17/06/21

IRELAND: Donohoe defends 12.5pc tax rate as global talks heat up.

As published on independent.ie, Thursday 17 June, 2021.

The Minister for Finance has defended Ireland’s 12.5pc tax rate and the strategy of “legitimate tax competition” as talks on a global corporate tax rate heat up.

After a meeting of euro area finance ministers on Thursday, Paschal Donohoe said he hoped for a global deal this summer in talks led by the Organisation for Economic Cooperation and Development (OECD).

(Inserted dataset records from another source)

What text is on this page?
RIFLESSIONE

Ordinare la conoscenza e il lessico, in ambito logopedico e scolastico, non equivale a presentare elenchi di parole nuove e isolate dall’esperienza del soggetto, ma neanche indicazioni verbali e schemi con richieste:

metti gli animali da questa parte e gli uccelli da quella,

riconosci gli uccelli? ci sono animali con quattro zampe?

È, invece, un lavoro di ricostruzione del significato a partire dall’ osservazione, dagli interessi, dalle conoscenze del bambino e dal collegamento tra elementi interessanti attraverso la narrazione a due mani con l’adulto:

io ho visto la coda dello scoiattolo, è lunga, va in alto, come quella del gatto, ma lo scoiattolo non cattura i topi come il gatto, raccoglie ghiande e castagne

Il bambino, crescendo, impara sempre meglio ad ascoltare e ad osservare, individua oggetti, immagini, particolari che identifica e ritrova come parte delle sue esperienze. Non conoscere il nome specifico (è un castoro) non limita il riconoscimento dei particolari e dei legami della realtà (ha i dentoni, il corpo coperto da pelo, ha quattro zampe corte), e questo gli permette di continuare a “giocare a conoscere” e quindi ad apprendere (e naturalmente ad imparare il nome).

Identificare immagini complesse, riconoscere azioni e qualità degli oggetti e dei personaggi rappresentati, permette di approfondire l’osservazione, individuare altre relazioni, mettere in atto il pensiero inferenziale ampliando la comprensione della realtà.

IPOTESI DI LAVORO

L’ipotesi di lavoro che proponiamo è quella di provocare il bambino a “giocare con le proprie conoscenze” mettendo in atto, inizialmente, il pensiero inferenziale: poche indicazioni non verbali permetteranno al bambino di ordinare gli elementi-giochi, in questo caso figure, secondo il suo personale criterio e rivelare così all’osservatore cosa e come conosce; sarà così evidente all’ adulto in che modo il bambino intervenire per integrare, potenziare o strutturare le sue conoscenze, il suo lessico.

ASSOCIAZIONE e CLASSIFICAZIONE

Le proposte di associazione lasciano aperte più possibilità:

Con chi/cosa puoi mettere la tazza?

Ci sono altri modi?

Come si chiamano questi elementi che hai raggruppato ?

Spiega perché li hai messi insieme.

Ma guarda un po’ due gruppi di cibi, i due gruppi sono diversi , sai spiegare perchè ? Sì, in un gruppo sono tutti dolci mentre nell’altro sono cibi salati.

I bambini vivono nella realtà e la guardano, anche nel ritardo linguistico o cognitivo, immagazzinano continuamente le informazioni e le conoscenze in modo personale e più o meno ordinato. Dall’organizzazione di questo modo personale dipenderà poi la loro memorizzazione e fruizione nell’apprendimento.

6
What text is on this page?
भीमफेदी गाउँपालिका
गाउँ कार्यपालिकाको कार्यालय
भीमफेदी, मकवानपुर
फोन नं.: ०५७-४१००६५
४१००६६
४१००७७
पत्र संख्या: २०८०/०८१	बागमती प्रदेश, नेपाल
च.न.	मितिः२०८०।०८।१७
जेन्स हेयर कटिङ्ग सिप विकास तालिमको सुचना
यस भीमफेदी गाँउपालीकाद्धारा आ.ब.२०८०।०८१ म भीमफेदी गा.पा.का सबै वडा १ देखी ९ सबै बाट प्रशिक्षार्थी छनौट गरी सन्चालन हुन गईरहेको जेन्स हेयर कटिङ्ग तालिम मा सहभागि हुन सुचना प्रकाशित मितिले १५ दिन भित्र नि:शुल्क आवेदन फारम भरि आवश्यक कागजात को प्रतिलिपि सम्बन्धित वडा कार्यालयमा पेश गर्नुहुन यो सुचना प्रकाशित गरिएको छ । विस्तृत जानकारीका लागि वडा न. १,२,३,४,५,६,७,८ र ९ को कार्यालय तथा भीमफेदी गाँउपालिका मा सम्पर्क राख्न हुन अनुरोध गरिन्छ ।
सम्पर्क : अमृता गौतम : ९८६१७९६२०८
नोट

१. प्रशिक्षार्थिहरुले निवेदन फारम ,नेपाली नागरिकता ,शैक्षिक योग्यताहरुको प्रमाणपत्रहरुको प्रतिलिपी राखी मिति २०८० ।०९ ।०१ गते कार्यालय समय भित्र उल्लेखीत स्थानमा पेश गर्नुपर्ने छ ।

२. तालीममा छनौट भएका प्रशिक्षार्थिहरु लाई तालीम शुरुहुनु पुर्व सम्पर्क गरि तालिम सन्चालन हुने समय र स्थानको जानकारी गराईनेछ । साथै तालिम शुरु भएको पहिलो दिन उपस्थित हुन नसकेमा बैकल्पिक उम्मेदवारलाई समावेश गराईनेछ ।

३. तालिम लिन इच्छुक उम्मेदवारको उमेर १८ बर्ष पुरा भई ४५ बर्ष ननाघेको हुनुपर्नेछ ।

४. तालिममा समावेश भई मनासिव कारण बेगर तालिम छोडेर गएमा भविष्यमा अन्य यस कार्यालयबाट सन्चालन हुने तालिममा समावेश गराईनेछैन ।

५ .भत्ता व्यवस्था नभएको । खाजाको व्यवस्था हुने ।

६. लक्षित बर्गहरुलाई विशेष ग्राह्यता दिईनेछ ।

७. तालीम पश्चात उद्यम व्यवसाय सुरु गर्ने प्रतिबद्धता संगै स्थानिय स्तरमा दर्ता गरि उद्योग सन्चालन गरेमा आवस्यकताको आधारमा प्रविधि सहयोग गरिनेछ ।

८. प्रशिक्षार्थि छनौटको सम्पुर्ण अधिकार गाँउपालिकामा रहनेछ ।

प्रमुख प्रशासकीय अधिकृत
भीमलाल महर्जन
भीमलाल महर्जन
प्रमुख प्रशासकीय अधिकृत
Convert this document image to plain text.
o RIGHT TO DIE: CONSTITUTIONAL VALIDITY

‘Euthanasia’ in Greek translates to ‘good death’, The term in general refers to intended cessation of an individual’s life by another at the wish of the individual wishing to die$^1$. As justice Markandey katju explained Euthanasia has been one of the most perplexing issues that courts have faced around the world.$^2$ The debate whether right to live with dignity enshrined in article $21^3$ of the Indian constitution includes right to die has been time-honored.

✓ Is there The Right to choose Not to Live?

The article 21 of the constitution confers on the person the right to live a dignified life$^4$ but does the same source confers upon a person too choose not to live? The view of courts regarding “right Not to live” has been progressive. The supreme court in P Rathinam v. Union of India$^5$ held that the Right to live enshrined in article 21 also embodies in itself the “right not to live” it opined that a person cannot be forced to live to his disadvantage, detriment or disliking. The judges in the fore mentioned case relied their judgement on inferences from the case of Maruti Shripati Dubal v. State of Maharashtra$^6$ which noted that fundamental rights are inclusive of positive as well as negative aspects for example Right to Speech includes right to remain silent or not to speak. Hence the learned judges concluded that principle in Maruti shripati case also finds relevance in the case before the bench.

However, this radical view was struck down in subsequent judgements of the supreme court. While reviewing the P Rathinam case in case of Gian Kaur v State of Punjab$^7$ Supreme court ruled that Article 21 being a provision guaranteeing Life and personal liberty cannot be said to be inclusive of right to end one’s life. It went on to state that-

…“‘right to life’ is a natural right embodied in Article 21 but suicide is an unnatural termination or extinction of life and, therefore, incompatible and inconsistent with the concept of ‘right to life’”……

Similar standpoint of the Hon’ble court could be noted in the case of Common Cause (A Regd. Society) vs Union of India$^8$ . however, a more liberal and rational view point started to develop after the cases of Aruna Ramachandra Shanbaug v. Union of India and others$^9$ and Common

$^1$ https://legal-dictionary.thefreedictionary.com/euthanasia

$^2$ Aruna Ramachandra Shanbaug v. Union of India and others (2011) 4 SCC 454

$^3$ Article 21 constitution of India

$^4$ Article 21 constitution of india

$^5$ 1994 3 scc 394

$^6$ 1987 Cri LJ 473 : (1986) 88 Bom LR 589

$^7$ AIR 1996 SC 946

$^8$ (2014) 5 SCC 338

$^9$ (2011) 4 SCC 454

“What I’m doing, as many other countries are doing, is making their case for their national interest, which in our case is an agreement that can accommodate our rate, and recognising that small and medium-sized economies, we don't have the advantages of scale or location that others have. And taxation can be part of a competitive offering,” Paschal Donohoe told reporters in Luxembourg on Thursday.

"I really hope and believe we’ll get agreement as we move through this year.”

He was forced to deny reports that he had met with the Italian and French finance ministers about tax on Thursday, after France’s Bruno Le Maire said he had scheduled a chat with Mr Donohoe.

“I did not meet the Italian and French ministers today, and I wasn’t asked to meet them, and I’m very happy to meet them at any point,” Mr Donohoe said. "I believe in respectful and clear communication, as they do.”

At their first in-person gathering this year, the 19 ministers discussed a preliminary deal between the world's seven leading economies (G7) earlier this month based on a briefing by Mr Donohoe, who was at the G7 meeting.

The G7 deal still needs to be approved by G20 nations in July before being put to the 139 countries currently discussing global corporate tax rules in the OECD.

The OECD is working on a new way of calculating multinationals’ taxable profits and sharing them out by country as well as a 15pc global minimum tax.

There are still questions over which companies to include in the rules, but French finance minister Bruno Le Maire said the important thing was to cover tech giants such as Amazon.

All of the EU’s major economies, including France, Germany, Italy and Spain, are in favour of the deal.

Even Luxembourg, which is usually reticent on taxation matters, supports it, with finance minister Pierre Gramegna saying on Thursday that a minimum tax would “bring peace to fiscal relations between countries”.

The Netherlands has also indicated it will support a deal if it is backed by the world’s biggest nations, but smaller EU countries - including Ireland, Hungary, Malta and Cyprus - are less keen.

“France is focused on this question of international taxation despite the scepticism about it,” said French finance minister Bruno Le Maire.

At Thursday’s meeting, eurozone ministers failed to agree on how to complete the bloc’s banking overhaul due to disagreements with Germany over an EU-wide deposit insurance scheme to protect savers and the public purse from a future financial crash.

Mr Donohoe said the discussions that took place were “intense” but that he hoped to get something down on paper in the coming months.